I pick on Overwatch because it’s the new gaming darling and is being praised for its diversity, but this problem is nothing new. I previously criticized Nintendo for using an extremely limited selection of body types in the Smash series, but women being prioritized as attractive is a through-line in many of their games. In the Legend of Zelda series, the almost entirely female Gerudo race is animated to be titillating (they are all thin, with makeup and revealing clothing) save for the lone male in the race, Ganondorf. In the Mario Bros. series, Peach is the perfect example. While Peach can apparently do everything the Mario Bros. can, she’s the only one who is required to be pretty while kart racing, partying, and going on adventures.The Mario franchise is relatively bereft of in-depth characterization, and this might seem nitpicky to some people. But this is telling girls that their options are Peach, Daisy, or Rosalina, and boys’ (human) choices are Mario, Luigi, Wario, or Waluigi—the latter of which are specifically designed to be unappealing (to most).
Again, this is deeper than over-sexualization. That has subtle reinforcement into stereotypes for sure, but it’s fairly obvious that the creators are prioritizing looks. When you see a chainmail bikini, you kind of know what the artists were going for. But more “modest” characters still being subjected to unfair standards is more insidious in its reinforcement of gender roles. Additionally, it’s harder to spot. Having conventionally attractive characters is fine, but once these attractive men and women are joined by comical/unappealing/awkward men and women who are still conventionally attractive and appealing, the whole thing starts to show a blind spot. And that’s what I think it is: I don’t believe there is an active agenda. I just think artists and creators, when not actively addressing their own biases, are prone to this sort of thing.

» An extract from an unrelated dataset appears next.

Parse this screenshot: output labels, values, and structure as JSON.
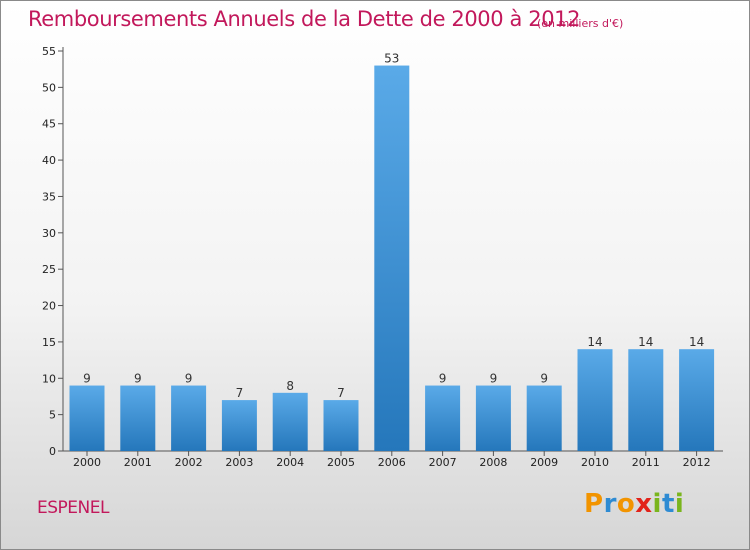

That’s all I’m asking for. I want creators to be a bit more vigilant when making their characters. If creators are actually shooting for diverse casts, I would like them to truly be as diverse as they claim. Further, I do believe artists should have more range than pretty faces. Lastly, it would be great for “would I sleep with this character” to not always be a priority in women’s character design unless that’s the philosophy posed to the entire work. I don’t think these are ridiculous suggestions to make. If gaming wants to claim to be a diverse, welcoming, and inventive medium, it needs to act like it. It’s the right thing to do, both morally and financially.